Infield: Dylan Fielder, Webster City (2011-14)
A four-year starter for Webster City, primarily at the hot corner, Dylan Fielder was an offensive threat throughout his career. He was among the Lynx leading hitters for four seasons and the team’s primary supplier of power with nine home runs, 33 total extra base hits, and 73 RBIs. A career .317 hitter, he topped out at .373 as a junior in 2013.
Infield: Noah McKinney, Webster City (2015-18)
Noah McKinney started 88 games at second base over his career and was arguably the most dependable glove during Webster City’s surge to the top of the NCC. He formed the league’s best middle infield tandem with Romel Martinez and made just five errors in 132 chances over his final two seasons. He also hit .316 as a senior.
Outfield: Dylan Steen, Webster City (2015-19)

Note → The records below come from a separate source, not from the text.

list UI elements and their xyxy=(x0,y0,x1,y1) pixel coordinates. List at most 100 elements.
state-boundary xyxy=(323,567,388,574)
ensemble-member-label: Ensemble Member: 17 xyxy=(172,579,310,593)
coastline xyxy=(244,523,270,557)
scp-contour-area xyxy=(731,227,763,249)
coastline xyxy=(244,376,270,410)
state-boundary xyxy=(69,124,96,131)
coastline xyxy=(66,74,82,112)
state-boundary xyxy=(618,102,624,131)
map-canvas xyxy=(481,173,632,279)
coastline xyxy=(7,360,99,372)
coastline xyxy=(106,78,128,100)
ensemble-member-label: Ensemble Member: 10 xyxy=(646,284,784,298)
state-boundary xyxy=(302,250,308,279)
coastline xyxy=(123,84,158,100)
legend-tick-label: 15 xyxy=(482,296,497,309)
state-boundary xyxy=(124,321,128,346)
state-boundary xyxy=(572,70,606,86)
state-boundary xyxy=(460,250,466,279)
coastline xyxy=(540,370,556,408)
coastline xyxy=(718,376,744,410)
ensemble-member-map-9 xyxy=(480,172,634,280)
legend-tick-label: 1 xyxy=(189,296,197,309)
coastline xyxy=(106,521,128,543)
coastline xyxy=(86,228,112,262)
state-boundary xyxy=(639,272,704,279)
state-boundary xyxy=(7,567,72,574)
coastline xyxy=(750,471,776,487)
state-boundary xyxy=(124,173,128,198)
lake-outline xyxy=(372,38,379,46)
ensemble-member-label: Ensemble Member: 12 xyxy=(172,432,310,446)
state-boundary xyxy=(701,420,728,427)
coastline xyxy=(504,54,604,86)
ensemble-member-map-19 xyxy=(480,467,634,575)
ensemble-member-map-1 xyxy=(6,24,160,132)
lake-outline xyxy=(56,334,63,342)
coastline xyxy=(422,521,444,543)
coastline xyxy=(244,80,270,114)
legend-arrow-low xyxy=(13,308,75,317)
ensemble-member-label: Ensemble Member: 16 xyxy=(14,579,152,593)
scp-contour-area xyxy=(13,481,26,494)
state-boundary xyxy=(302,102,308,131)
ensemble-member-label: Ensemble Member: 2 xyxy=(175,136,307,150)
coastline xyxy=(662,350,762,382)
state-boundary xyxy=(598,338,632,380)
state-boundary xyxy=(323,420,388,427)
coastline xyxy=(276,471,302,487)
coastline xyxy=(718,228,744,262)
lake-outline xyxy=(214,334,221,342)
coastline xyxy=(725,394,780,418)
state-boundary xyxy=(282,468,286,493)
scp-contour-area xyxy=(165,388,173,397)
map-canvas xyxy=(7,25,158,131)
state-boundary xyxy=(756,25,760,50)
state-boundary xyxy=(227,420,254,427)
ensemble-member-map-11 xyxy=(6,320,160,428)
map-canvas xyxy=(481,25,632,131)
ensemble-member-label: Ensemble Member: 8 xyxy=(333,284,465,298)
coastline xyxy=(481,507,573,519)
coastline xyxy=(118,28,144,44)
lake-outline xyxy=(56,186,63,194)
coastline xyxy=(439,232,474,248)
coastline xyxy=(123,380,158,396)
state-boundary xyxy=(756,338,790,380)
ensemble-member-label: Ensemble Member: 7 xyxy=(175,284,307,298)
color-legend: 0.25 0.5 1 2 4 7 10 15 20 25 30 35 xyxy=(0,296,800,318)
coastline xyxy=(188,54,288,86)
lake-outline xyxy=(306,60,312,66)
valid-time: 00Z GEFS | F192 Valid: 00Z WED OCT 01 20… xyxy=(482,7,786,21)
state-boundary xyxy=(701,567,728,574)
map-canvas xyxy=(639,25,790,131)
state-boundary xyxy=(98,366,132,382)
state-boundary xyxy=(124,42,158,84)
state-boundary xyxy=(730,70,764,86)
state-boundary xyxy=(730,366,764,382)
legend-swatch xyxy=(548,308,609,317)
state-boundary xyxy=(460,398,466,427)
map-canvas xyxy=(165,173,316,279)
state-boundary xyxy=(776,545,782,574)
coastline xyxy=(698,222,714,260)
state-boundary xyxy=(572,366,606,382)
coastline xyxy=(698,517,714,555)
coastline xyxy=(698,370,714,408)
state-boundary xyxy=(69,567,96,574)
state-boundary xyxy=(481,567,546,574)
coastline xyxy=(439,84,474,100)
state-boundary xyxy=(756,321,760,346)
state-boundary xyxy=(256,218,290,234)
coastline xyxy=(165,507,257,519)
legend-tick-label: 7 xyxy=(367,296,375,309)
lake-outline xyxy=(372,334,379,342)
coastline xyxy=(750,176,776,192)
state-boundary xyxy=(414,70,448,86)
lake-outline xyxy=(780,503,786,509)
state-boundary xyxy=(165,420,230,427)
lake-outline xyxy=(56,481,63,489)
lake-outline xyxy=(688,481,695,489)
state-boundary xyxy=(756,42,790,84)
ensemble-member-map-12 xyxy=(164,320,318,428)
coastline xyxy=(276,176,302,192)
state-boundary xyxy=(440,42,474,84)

Outfield, infield, pitcher, utility … Dylan Steen would make this all-decade team at any position. That’s how talented of a baseball player he was over his five seasons in a Webster City uniform. Twice all-state, he piled up 137 hits and a .390 career batting average. As a junior and senior, he raked at a .463 clip with 50 hits in his final campaign.
Outfield: Marcus Mechaelsen, Northeast Hamilton (2009-12)
The numbers are ridiculous. During his first three summers in a Northeast Hamilton uniform, Marcus Mechaelsen hit .443, .439, and .527, respectively. He was Ted Williams-like with a .423 career average. He had 129 hits, including 30 doubles and eight dingers. Another versatile defender who could (and did) play everywhere on the field.
Outfield: Ty Schnathorst, Webster City (2014-17)
A one-man highlight reel in center field, Ty Schnathorst was known for his spectacular diving catches during his time in a Webster City uniform. He could track down short bloopers and line drives in the gaps with relative ease, and it got to the point where it was a surprise if he didn’t get to a ball. He was also a .313 career hitter.
Zeke Balderas, South Hamilton (2016-19)
Zeke Balderas pitched, caught, and played all over the infield. He didn’t get much run in the outfield for South Hamilton, but there’s no doubt he could have made that work too. He was the Hawks’ most versatile talent over his four years on the diamond. A career .313 hitter (.418 as a senior), he had 12 wins and 1551⁄3 innings on the bump.